Area police departments participated in the Law Enforcement Torch Run of Connecticut Thursday, a three-day statewide run in which state law enforcement officers and Special Olympics athletes carried the Flame of Hope, which symbolizes courage and celebration of diversity uniting communities around the globe.
Over 1,000 law enforcement officers are participating.
The run will end with the lighting of the cauldron at the Summer Sports Series Opening Ceremonies at Fairfield University on Friday.
Over a dozen Bristol police officers and youth cadets dashed up Route 69 and toward the Farmington and Bristol border Thursday, to hand off a torch to runners as part of the run.
The Law Enforcement Torch Run is the largest grassroots fundraiser for the Special Olympics with over 100 police agencies joining across the state.

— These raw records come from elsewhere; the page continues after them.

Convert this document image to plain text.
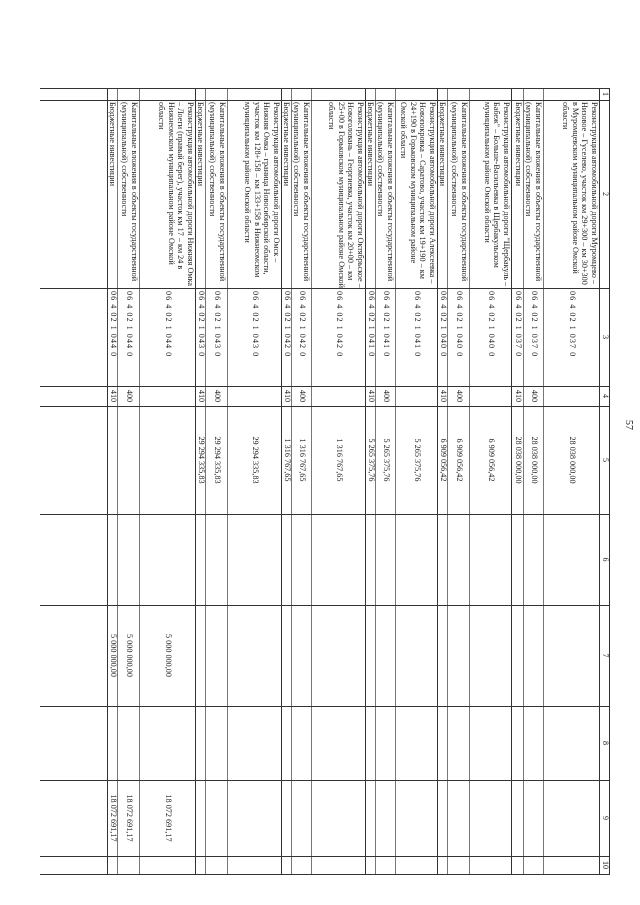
57
1
2
3
4
5
6
7
8
9
10
Реконструкция автомобильной дороги Муромцево – Низовое – Гуселево, участок км 29+300 – км 30+300 в Муромцевском муниципальном районе Омской области
06 4 02 1 037 0
28 038 000,00
Капитальные вложения в объекты государственной (муниципальной) собственности
06 4 02 1 037 0
400
28 038 000,00
Бюджетные инвестиции
06 4 02 1 037 0
410
28 038 000,00
Реконструкция автомобильной дороги "Щербакуль – Бабеж" – Больше-Васильевка в Щербакульском муниципальном районе Омской области
06 4 02 1 040 0
6 909 056,42
Капитальные вложения в объекты государственной (муниципальной) собственности
06 4 02 1 040 0
400
6 909 056,42
Бюджетные инвестиции
06 4 02 1 040 0
410
6 909 056,42
Реконструкция автомобильной дороги Алексеевка – Новопокровка – Саратово, участок км 19+190 – км 24+190 в Горьковском муниципальном районе Омской области
06 4 02 1 041 0
5 265 375,76
Капитальные вложения в объекты государственной (муниципальной) собственности
06 4 02 1 041 0
400
5 265 375,76
Бюджетные инвестиции
06 4 02 1 041 0
410
5 265 375,76
Реконструкция автомобильной дороги Октябрьское – Новоголовань – Георгиевка, участок км 20+00 – км 25+00 в Горьковском муниципальном районе Омской области
06 4 02 1 042 0
1 316 767,65
Капитальные вложения в объекты государственной (муниципальной) собственности
06 4 02 1 042 0
400
1 316 767,65
Бюджетные инвестиции
06 4 02 1 042 0
410
1 316 767,65
Реконструкция автомобильной дороги Омск – Нижняя Омка – граница Новосибирской области, участок км 128+158 – км 133+158 в Нижнеомском муниципальном районе Омской области
06 4 02 1 043 0
29 294 335,83
Капитальные вложения в объекты государственной (муниципальной) собственности
06 4 02 1 043 0
400
29 294 335,83
Бюджетные инвестиции
06 4 02 1 043 0
410
29 294 335,83
Реконструкция автомобильной дороги Нижняя Омка – Лоеги (правый берег), участок км 17 – км 24 в Нижнеомском муниципальном районе Омской области
06 4 02 1 044 0
5 000 000,00
18 072 691,17
Капитальные вложения в объекты государственной (муниципальной) собственности
06 4 02 1 044 0
400
5 000 000,00
18 072 691,17
Бюджетные инвестиции
06 4 02 1 044 0
410
5 000 000,00
18 072 691,17
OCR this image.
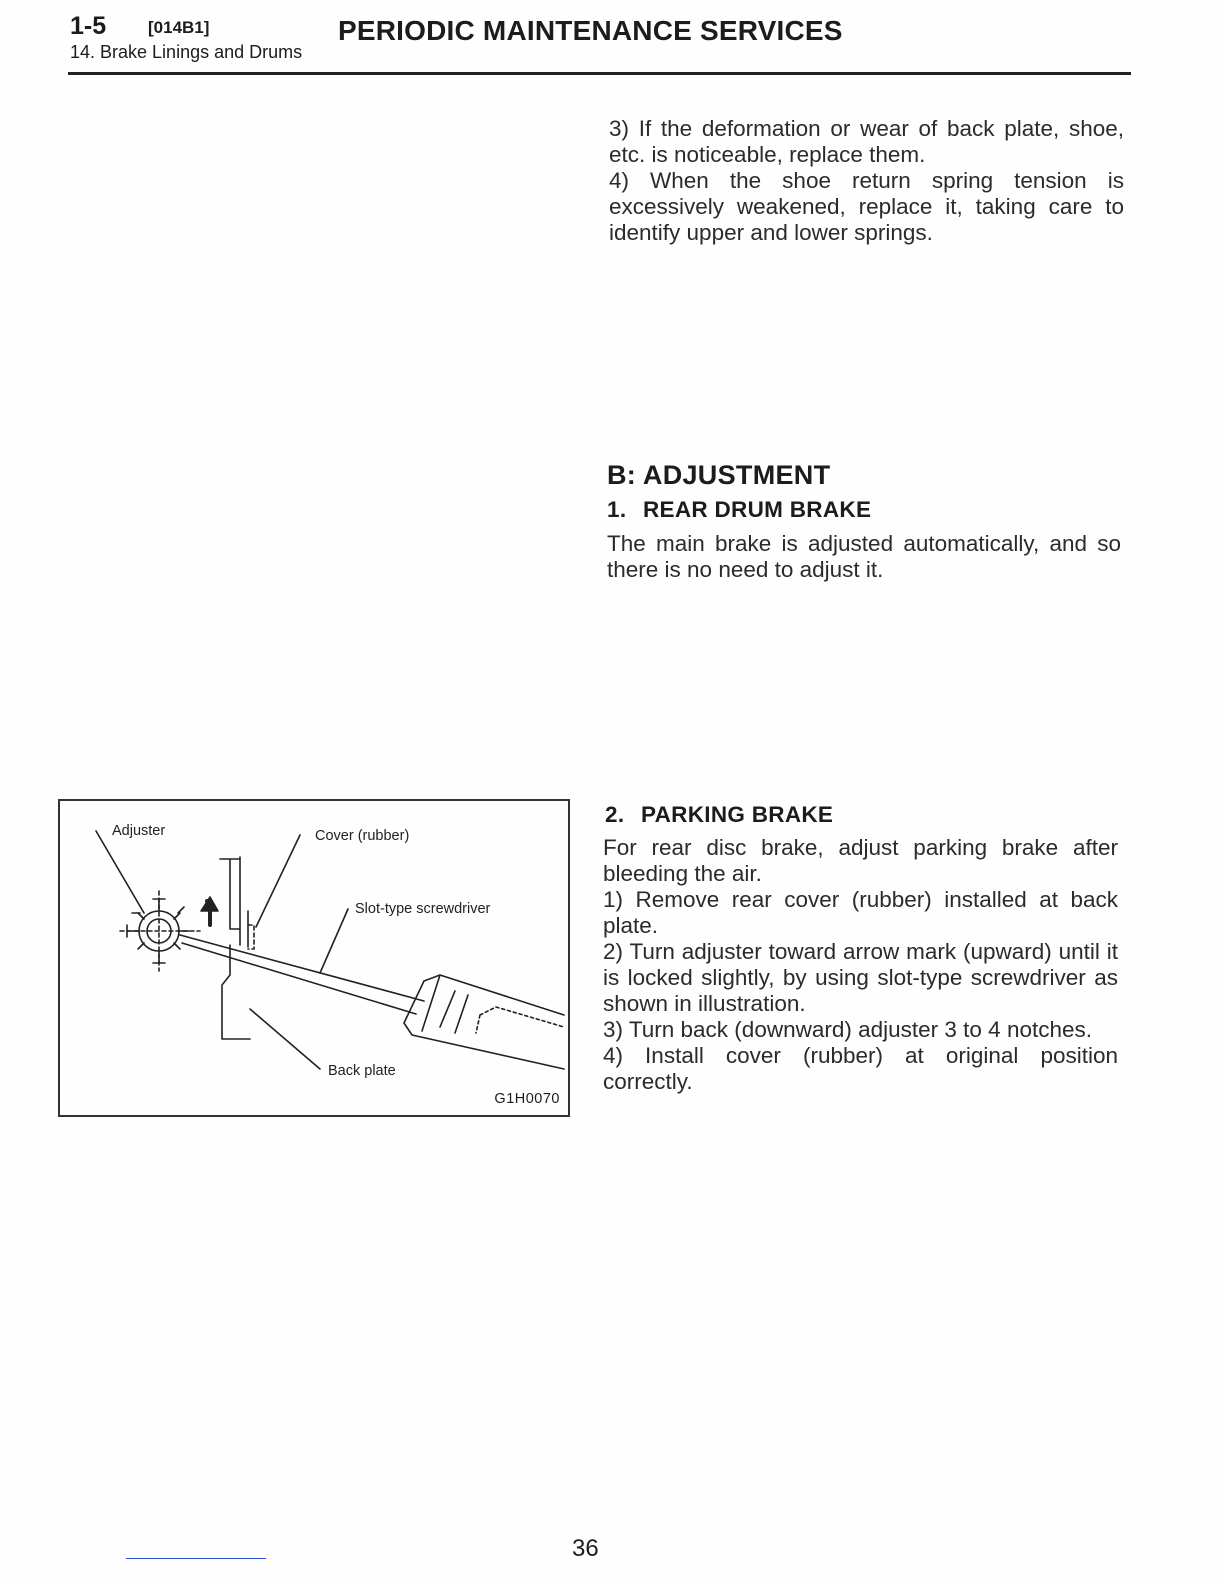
1-5 [014B1]	PERIODIC MAINTENANCE SERVICES
14. Brake Linings and Drums

3) If the deformation or wear of back plate, shoe, etc. is noticeable, replace them.

4) When the shoe return spring tension is excessively weakened, replace it, taking care to identify upper and lower springs.

B: ADJUSTMENT
1. REAR DRUM BRAKE

The main brake is adjusted automatically, and so there is no need to adjust it.

2. PARKING BRAKE

For rear disc brake, adjust parking brake after bleeding the air.

1) Remove rear cover (rubber) installed at back plate.

2) Turn adjuster toward arrow mark (upward) until it is locked slightly, by using slot-type screwdriver as shown in illustration.

3) Turn back (downward) adjuster 3 to 4 notches.

4) Install cover (rubber) at original position correctly.

Adjuster	Cover (rubber)
Slot-type screwdriver
Back plate
G1H0070
36
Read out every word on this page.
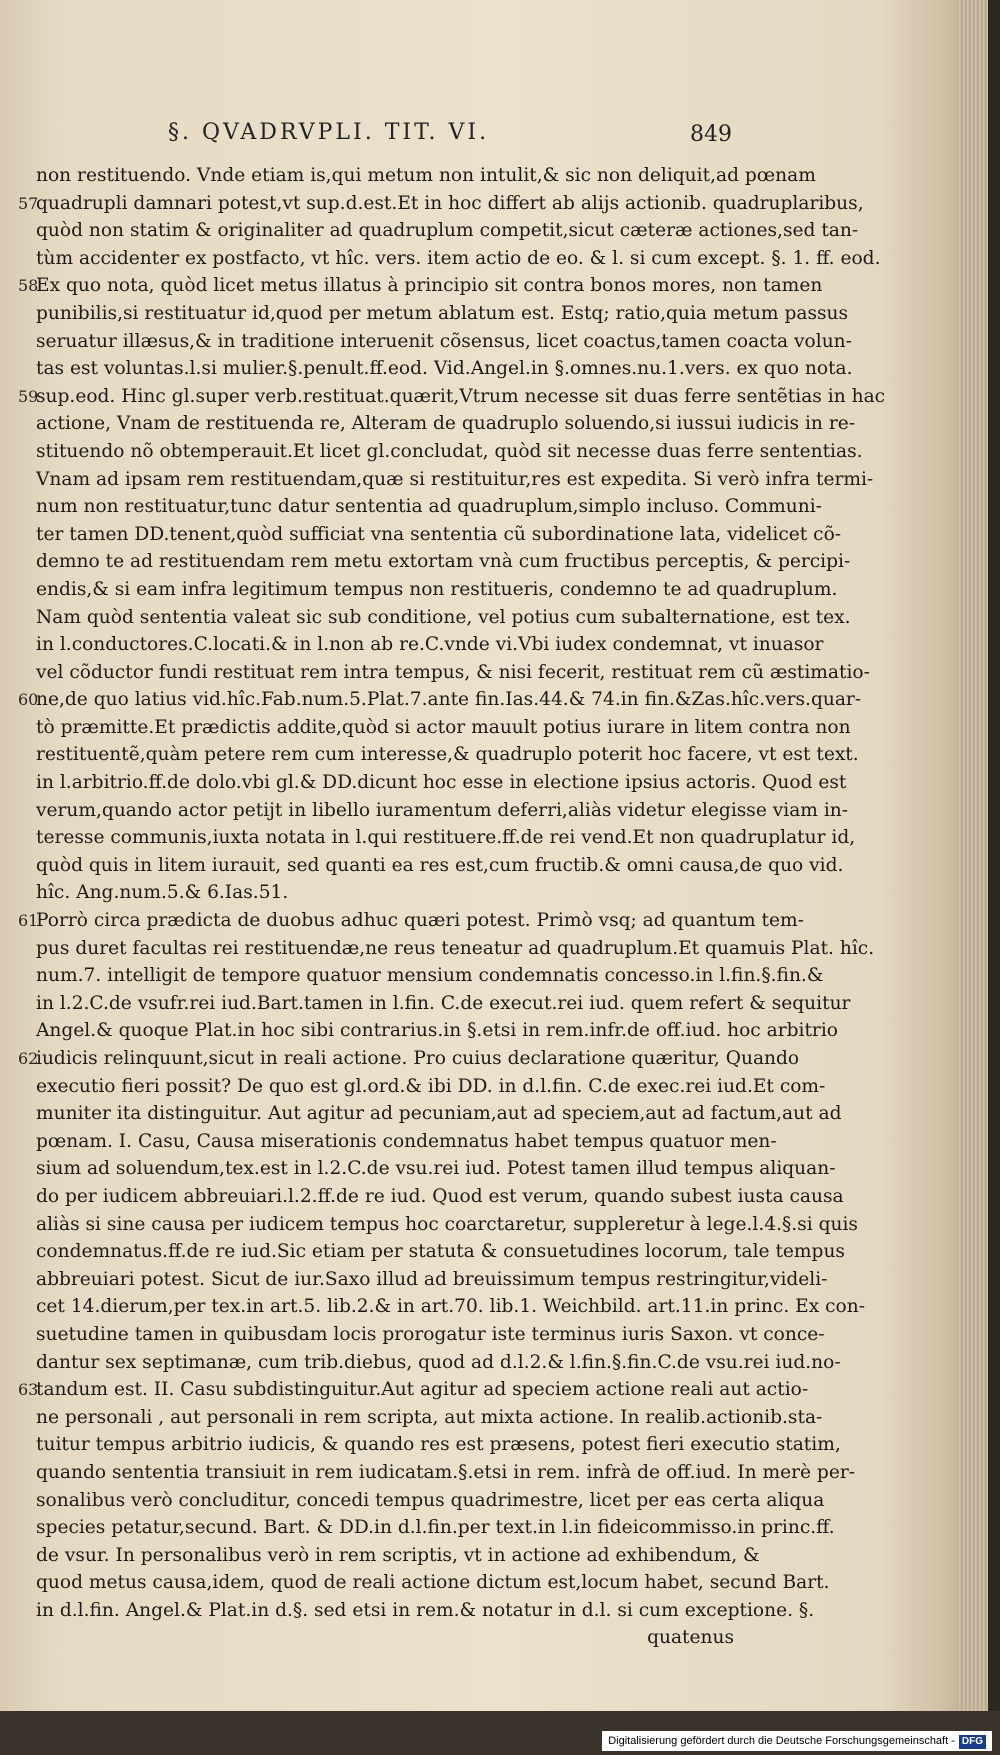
§. QVADRVPLI. TIT. VI.	849
non restituendo. Vnde etiam is,qui metum non intulit,& sic non deliquit,ad pœnam
57
quadrupli damnari potest,vt sup.d.est.Et in hoc differt ab alijs actionib. quadruplaribus,
quòd non statim & originaliter ad quadruplum competit,sicut cæteræ actiones,sed tan-
tùm accidenter ex postfacto, vt hîc. vers. item actio de eo. & l. si cum except. §. 1. ff. eod.
58
Ex quo nota, quòd licet metus illatus à principio sit contra bonos mores, non tamen
punibilis,si restituatur id,quod per metum ablatum est. Estq; ratio,quia metum passus
seruatur illæsus,& in traditione interuenit cõsensus, licet coactus,tamen coacta volun-
tas est voluntas.l.si mulier.§.penult.ff.eod. Vid.Angel.in §.omnes.nu.1.vers. ex quo nota.
59
sup.eod. Hinc gl.super verb.restituat.quærit,Vtrum necesse sit duas ferre sentẽtias in hac
actione, Vnam de restituenda re, Alteram de quadruplo soluendo,si iussui iudicis in re-
stituendo nõ obtemperauit.Et licet gl.concludat, quòd sit necesse duas ferre sententias.
Vnam ad ipsam rem restituendam,quæ si restituitur,res est expedita. Si verò infra termi-
num non restituatur,tunc datur sententia ad quadruplum,simplo incluso. Communi-
ter tamen DD.tenent,quòd sufficiat vna sententia cũ subordinatione lata, videlicet cõ-
demno te ad restituendam rem metu extortam vnà cum fructibus perceptis, & percipi-
endis,& si eam infra legitimum tempus non restitueris, condemno te ad quadruplum.
Nam quòd sententia valeat sic sub conditione, vel potius cum subalternatione, est tex.
in l.conductores.C.locati.& in l.non ab re.C.vnde vi.Vbi iudex condemnat, vt inuasor
vel cõductor fundi restituat rem intra tempus, & nisi fecerit, restituat rem cũ æstimatio-
60
ne,de quo latius vid.hîc.Fab.num.5.Plat.7.ante fin.Ias.44.& 74.in fin.&Zas.hîc.vers.quar-
tò præmitte.Et prædictis addite,quòd si actor mauult potius iurare in litem contra non
restituentẽ,quàm petere rem cum interesse,& quadruplo poterit hoc facere, vt est text.
in l.arbitrio.ff.de dolo.vbi gl.& DD.dicunt hoc esse in electione ipsius actoris. Quod est
verum,quando actor petijt in libello iuramentum deferri,aliàs videtur elegisse viam in-
teresse communis,iuxta notata in l.qui restituere.ff.de rei vend.Et non quadruplatur id,
quòd quis in litem iurauit, sed quanti ea res est,cum fructib.& omni causa,de quo vid.
hîc. Ang.num.5.& 6.Ias.51.
61
Porrò circa prædicta de duobus adhuc quæri potest. Primò vsq; ad quantum tem-
pus duret facultas rei restituendæ,ne reus teneatur ad quadruplum.Et quamuis Plat. hîc.
num.7. intelligit de tempore quatuor mensium condemnatis concesso.in l.fin.§.fin.&
in l.2.C.de vsufr.rei iud.Bart.tamen in l.fin. C.de execut.rei iud. quem refert & sequitur
Angel.& quoque Plat.in hoc sibi contrarius.in §.etsi in rem.infr.de off.iud. hoc arbitrio
62
iudicis relinquunt,sicut in reali actione. Pro cuius declaratione quæritur, Quando
executio fieri possit? De quo est gl.ord.& ibi DD. in d.l.fin. C.de exec.rei iud.Et com-
muniter ita distinguitur. Aut agitur ad pecuniam,aut ad speciem,aut ad factum,aut ad
pœnam. I. Casu, Causa miserationis condemnatus habet tempus quatuor men-
sium ad soluendum,tex.est in l.2.C.de vsu.rei iud. Potest tamen illud tempus aliquan-
do per iudicem abbreuiari.l.2.ff.de re iud. Quod est verum, quando subest iusta causa
aliàs si sine causa per iudicem tempus hoc coarctaretur, suppleretur à lege.l.4.§.si quis
condemnatus.ff.de re iud.Sic etiam per statuta & consuetudines locorum, tale tempus
abbreuiari potest. Sicut de iur.Saxo illud ad breuissimum tempus restringitur,videli-
cet 14.dierum,per tex.in art.5. lib.2.& in art.70. lib.1. Weichbild. art.11.in princ. Ex con-
suetudine tamen in quibusdam locis prorogatur iste terminus iuris Saxon. vt conce-
dantur sex septimanæ, cum trib.diebus, quod ad d.l.2.& l.fin.§.fin.C.de vsu.rei iud.no-
63
tandum est. II. Casu subdistinguitur.Aut agitur ad speciem actione reali aut actio-
ne personali , aut personali in rem scripta, aut mixta actione. In realib.actionib.sta-
tuitur tempus arbitrio iudicis, & quando res est præsens, potest fieri executio statim,
quando sententia transiuit in rem iudicatam.§.etsi in rem. infrà de off.iud. In merè per-
sonalibus verò concluditur, concedi tempus quadrimestre, licet per eas certa aliqua
species petatur,secund. Bart. & DD.in d.l.fin.per text.in l.in fideicommisso.in princ.ff.
de vsur. In personalibus verò in rem scriptis, vt in actione ad exhibendum, &
quod metus causa,idem, quod de reali actione dictum est,locum habet, secund Bart.
in d.l.fin. Angel.& Plat.in d.§. sed etsi in rem.& notatur in d.l. si cum exceptione. §.
quatenus
Digitalisierung gefördert durch die Deutsche Forschungsgemeinschaft - DFG
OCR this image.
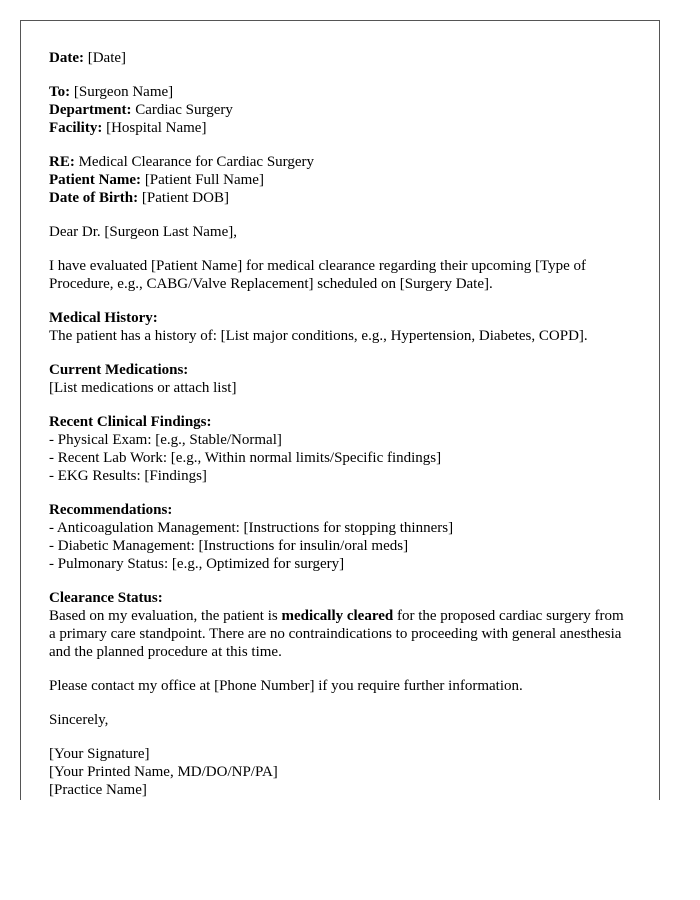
Date: [Date]
To: [Surgeon Name]
Department: Cardiac Surgery
Facility: [Hospital Name]
RE: Medical Clearance for Cardiac Surgery
Patient Name: [Patient Full Name]
Date of Birth: [Patient DOB]
Dear Dr. [Surgeon Last Name],
I have evaluated [Patient Name] for medical clearance regarding their upcoming [Type of Procedure, e.g., CABG/Valve Replacement] scheduled on [Surgery Date].
Medical History:
The patient has a history of: [List major conditions, e.g., Hypertension, Diabetes, COPD].
Current Medications:
[List medications or attach list]
Recent Clinical Findings:
- Physical Exam: [e.g., Stable/Normal]
- Recent Lab Work: [e.g., Within normal limits/Specific findings]
- EKG Results: [Findings]
Recommendations:
- Anticoagulation Management: [Instructions for stopping thinners]
- Diabetic Management: [Instructions for insulin/oral meds]
- Pulmonary Status: [e.g., Optimized for surgery]
Clearance Status:
Based on my evaluation, the patient is medically cleared for the proposed cardiac surgery from a primary care standpoint. There are no contraindications to proceeding with general anesthesia and the planned procedure at this time.
Please contact my office at [Phone Number] if you require further information.
Sincerely,
[Your Signature]
[Your Printed Name, MD/DO/NP/PA]
[Practice Name]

“We’re privileged to be partnered with the Special Olympics. It’s a great, great cause,” Bristol Police Chief Brian Gould said.
Bristol police picked up the torch coming through Wolcott and then handed it off to the Farmington Police Department at the town line. Officers ran through the center of town, passed Bristol City Hall, and headed north to Route 6. Once they reached the border, Farmington police then carried the torch to West Hartford.
“We pass the torch off to different people running in the group,” said Gould.
As part of further charitable efforts, Bristol police also held a Tip-a-Cop event with help from staff at Uncle Sam’s Restaurant, and will be rappelling down walls at the Mohegan Sun casino in Uncasville in September. The Tip-a-Cop event raised around $3,000 over Memorial Day weekend, officers said.
Officers Katie Verilo and Zack Levine helped organize the Bristol torch running leg.
“We start at the beginning of the year and go to different businesses and each business we reach out to can do a donation of a minimum of $100 to adopt a mile that gets them a sign along our seven-mile stretch of the run,” Verilo said. “You get more signs for donating more.”
Funds are still being counted but Levine said officers were confident between $5,000 and $10,000 would come out of the event.
“We’ve been doing this now for three years,” Verilo said of the run. “We’ll also be doing a Penguin Plunge this year. We get a lot of support to do all of this and we’re thankful for it.”
The New Britain Police Department also carried the “Flame of Hope” in support of the Special Olympics of Connecticut Thursday.
New Britain Police Chief Christopher Chute said he has been involved with the Special Olympics of Connecticut for over 20 years.
“The New Britain Police Department has a great relationship with the Special Olympics of Connecticut, especially the Law Enforcement Torch Run,” Chute said. “This is just another event throughout the year that we highly support, are highly engaged in and are proud to be a part of.”
New Britain police received the torch from the Berlin Police Department and handed it off to the Newington Police Department.
According to Senior Director of the Special Olympics of Connecticut Lisa Carlone, the goal of this run in particular was to raise awareness, but the Law Enforcement Torch Run encompasses many other events. In total, the fundraiser has raised almost $900 million for Special Olympics worldwide since its inception.